Richard Gravelle`s report

John Guest Phillips Memorial Travelling Scholarship 2009
Report by Richard Gravelle
Glaciers represent a critical storage component of the hydrological cycle, with strong effects on river discharge and water supplies for power generation and agricultural
irrigation. However, glacial meltwater is also an important medium for sediment transport. Sediment fluxes in glacial meltwater are highly responsive to climate-driven
environmental change and therefore provide important information regarding the relationships between glacier variations, climate and landscape change.
My PhD research uses high resolution monitoring and modeling to infer water routing and sediment transport in polythermal glaciers. Most studies of glacial hydrology
have focused on small valley glaciers which are temperate at their beds. However, this study will allow comparisons to be made between sediment transport in glaciers of
different temperature regimes, which are currently scarce.

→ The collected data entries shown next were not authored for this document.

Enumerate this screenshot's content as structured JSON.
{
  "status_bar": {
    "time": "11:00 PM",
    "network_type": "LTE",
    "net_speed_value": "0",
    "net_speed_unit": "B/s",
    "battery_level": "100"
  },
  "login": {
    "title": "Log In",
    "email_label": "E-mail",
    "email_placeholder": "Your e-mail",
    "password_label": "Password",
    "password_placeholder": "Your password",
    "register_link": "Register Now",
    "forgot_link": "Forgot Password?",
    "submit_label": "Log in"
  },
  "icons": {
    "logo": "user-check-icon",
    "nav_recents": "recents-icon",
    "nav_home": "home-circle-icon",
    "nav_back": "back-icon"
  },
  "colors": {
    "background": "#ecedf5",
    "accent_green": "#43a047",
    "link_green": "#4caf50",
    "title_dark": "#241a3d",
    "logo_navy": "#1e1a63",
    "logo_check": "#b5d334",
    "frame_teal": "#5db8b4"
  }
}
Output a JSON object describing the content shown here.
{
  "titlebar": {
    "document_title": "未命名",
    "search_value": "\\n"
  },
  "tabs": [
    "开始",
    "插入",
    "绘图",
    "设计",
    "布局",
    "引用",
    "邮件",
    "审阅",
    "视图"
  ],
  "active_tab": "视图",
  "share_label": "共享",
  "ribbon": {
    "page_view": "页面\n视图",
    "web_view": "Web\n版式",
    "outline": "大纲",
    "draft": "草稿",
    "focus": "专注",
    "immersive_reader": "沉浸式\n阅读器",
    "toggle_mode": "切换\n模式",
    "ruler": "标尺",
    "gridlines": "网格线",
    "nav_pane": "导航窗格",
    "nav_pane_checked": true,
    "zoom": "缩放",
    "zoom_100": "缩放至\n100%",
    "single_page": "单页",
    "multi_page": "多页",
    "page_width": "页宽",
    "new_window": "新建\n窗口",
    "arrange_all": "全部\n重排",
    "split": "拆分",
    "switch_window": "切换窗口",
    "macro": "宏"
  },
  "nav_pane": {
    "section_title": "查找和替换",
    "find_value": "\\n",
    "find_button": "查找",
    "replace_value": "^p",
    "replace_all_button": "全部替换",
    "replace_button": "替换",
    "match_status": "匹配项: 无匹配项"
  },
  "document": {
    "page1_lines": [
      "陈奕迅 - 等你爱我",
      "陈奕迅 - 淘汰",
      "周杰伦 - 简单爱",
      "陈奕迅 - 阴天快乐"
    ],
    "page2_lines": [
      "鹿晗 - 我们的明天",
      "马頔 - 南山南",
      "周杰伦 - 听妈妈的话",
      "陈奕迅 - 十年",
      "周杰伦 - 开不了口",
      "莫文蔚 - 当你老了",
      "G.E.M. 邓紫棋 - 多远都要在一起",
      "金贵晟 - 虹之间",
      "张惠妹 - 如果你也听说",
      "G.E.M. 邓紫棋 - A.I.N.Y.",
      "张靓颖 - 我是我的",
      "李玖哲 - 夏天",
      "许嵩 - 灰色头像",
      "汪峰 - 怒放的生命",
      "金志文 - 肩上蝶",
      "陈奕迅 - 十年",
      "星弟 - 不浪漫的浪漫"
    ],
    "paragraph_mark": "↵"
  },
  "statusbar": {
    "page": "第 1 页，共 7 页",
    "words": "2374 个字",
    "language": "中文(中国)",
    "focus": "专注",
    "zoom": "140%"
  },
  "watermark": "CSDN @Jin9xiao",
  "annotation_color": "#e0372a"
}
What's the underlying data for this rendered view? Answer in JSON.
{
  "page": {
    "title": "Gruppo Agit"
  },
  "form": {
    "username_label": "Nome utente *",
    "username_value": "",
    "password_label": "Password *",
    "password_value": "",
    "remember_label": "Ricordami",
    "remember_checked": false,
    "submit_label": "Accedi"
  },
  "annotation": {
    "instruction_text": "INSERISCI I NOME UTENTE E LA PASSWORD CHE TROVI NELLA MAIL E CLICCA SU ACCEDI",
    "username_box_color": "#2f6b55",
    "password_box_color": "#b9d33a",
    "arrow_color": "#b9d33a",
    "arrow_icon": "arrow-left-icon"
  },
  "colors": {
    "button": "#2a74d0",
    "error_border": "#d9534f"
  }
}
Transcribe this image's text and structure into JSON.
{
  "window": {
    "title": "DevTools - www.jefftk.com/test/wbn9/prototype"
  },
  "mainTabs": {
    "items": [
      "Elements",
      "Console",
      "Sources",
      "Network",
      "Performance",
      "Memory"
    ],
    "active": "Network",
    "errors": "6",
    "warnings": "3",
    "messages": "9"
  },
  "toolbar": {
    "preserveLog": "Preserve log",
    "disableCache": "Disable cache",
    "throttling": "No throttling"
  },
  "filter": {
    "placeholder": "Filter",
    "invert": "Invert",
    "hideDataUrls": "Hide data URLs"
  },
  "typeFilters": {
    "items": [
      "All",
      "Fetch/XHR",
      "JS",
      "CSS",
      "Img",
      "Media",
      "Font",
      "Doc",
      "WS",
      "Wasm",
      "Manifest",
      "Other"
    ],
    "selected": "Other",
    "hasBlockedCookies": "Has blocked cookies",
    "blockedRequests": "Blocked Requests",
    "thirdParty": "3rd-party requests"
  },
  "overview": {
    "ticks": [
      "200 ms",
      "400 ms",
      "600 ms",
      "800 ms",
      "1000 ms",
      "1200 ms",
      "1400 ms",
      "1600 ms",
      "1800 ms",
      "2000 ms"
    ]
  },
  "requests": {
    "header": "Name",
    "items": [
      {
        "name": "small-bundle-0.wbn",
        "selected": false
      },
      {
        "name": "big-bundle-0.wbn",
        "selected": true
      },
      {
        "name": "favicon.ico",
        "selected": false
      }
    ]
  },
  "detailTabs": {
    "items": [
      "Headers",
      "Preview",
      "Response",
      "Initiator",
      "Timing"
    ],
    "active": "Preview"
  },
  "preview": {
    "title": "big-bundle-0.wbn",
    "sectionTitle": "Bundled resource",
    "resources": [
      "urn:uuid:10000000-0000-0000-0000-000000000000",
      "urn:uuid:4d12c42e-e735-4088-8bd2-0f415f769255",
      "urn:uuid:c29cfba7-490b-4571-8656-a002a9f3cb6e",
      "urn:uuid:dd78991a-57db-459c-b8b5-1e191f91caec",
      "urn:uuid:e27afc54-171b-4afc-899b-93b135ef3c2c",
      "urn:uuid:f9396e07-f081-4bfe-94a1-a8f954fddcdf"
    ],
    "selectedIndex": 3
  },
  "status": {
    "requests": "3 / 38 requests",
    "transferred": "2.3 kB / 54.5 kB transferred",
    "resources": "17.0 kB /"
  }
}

Polythermal glaciers also provide a more reliable analogue for former ice masses, and are therefore of great
importance to studies of past and future response of such glaciers to climatic variations.
The John Guest Phillips Memorial Travelling Scholarship has allowed me to conduct seven weeks of intensive fieldwork at the glacier Storglaciären in Arctic Sweden. This
work allowed a proglacial stream monitoring programme to be established, including the installation of turbidity probes and H-ADCPs (Horizontal Acoustic Doppler Current
Profilers), as well as the physical collection of sediment samples at regular intervals. Ultimately, these data will be used to calibrate and validate a model of water flow
through the glacier, and sediment transport associated with subglacial hydrological processes, which is critical to my research.
The money I received through the John Guest Phillips Memorial Travelling Scholarship funded my travel to Sweden and allowed me to stay at Stockholm University’s
Tarfala Research Station and collaborate with international scientists. In conclusion, this generous award has enabled me to undertake the first part of my fieldwork
programme and has provided me with an excellent foundation for the rest of my PhD research project.